Juhu Beach, Scenes of Abandoned Industry
At this point, the only way that music can move forward is by becoming something other than what we think of as “music.” While this may seem contradictory on the surface, it’s a concept which has likely been seen (and heard) since man started making noise for purposes other than the purely utilitarian. Certainly, this concept has informed the major sonic milestones of what might be referred to as “popular music.” Tchaikovsky’s first piano concerto was roundly dismissed as being poorly composed and unplayable, so far did it push the limits of contemporary composition and performance; jazz threw the world of chamber music and cellos into an uproar with its smoky, sexy phrasing; jazz then went on to create its own micro-verse of tumult and tribulation, with each new movement prompting its progenitors to decry it as purposeless noise. Certainly, Rock & Roll can claim the honor of revolution, its first practitioners thought to be degenerates and dangerous to the general public. Since then, though, Rock & Roll has been the most consistent musical force in Western music, on the whole remaining relatively unchanged from those first brash chord changes.
Music these days seems to have reached critical mass and is just waiting to explode or, as is more likely the case, implode under the force of the vacuum it has become. Having apparently lost the rebellious and restless spirit that has driven musical innovation through the ages, bands are content to recast their golden idols, simply putting the same metal into slightly different molds. What results is easily confused with creativity, especially when you stumble across a band particularly skilled at this type of sonic metallurgy. Combining various and sundry signature elements from an admittedly large conglomerate of noteworthy artists, a talented practitioner can create alloys whose facets reflect a bit of everything in them, but none so much as to be brazen. What results is a piece of work which seems to shift to meet, if only slightly, the expectation and appreciation of just about anybody who hears it. It is passable.
The advantage of this is that nobody finds it truly objectionable, but this meager benefit is tempered by the fact that nobody finds it truly exhilarating. I long for the day to come when an entire generation of people gasps in collective horror at what their children are listening to, honestly and fervently believing it to be a force of corruption, mindless hedonism borne out in something only those willing to move forward will call “music.” Until that day, the best we can hope for is a steady stream of middling non-efforts, palatable in their unwillingness to challenge, but never truly exciting. The emulsification of dissent.
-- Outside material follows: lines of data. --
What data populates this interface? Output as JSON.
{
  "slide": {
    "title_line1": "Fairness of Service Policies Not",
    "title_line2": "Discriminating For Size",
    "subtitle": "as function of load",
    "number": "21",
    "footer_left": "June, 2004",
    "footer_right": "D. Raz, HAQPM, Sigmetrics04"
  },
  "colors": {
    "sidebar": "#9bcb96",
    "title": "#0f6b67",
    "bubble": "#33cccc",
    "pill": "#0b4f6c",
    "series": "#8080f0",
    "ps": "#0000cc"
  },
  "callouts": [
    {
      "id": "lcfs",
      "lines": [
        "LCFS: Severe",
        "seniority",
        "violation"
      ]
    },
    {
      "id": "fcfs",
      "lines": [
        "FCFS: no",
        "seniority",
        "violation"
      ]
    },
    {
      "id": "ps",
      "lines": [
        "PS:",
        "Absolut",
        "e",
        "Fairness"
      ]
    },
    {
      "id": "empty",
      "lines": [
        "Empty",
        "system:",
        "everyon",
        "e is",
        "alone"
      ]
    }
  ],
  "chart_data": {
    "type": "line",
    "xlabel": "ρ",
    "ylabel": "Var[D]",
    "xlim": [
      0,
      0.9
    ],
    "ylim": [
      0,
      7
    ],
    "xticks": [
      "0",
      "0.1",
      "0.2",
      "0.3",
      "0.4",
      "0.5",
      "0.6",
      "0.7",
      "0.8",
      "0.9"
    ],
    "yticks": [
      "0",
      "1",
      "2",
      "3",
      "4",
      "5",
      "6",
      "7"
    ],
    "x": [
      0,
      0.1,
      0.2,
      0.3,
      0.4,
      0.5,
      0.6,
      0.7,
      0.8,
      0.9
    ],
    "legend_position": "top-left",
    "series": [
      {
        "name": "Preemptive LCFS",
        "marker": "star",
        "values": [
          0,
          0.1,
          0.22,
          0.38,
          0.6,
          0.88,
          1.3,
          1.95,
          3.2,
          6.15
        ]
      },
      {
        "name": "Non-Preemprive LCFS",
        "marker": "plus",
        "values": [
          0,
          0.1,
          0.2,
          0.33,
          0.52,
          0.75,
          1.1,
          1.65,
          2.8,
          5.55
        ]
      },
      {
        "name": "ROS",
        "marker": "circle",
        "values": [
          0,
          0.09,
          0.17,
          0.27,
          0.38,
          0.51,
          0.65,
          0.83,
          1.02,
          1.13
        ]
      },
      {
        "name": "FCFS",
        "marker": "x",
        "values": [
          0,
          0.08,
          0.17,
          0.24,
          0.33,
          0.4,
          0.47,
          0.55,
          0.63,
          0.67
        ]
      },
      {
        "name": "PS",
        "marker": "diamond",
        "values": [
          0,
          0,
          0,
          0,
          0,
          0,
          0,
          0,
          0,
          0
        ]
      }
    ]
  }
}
Unfortunately for SoCal quasi-punkers Juhu Beach, their debut effort Scenes of Abandoned Industry is not revolution, but reiteration. Like most of the music coming out of the ever more dubiously titled “underground,” these songs are fine. There’s not really anything sonically displeasing among these four tracks and a “fuck you” snippet. Some of them are even interesting to listen to, albeit in a slightly innocuous fashion. I like the bands whose sounds they’re fusing, namely early Modest Mouse, Pavement, and Built to Spill (the singer occasionally bears an eerie similarity to the ever-diffident Doug Martsch). I like the direction they’re trying to take those influences, blending stop-start rhythms, sometimes screamy vocals, angular guitars, a contrarian sense of both melody and harmony, and a slight penchant for epic bombast that rides the ragged edge of tedium without falling over.
Clearly, these guys have talent, and I certainly don’t mean to accuse them of complacency. Nobody sets out to create a mediocre record. I have no doubt that they’re trying to think outside of the box. My recommendation: forget about the box; try thinking outside of something else, entirely.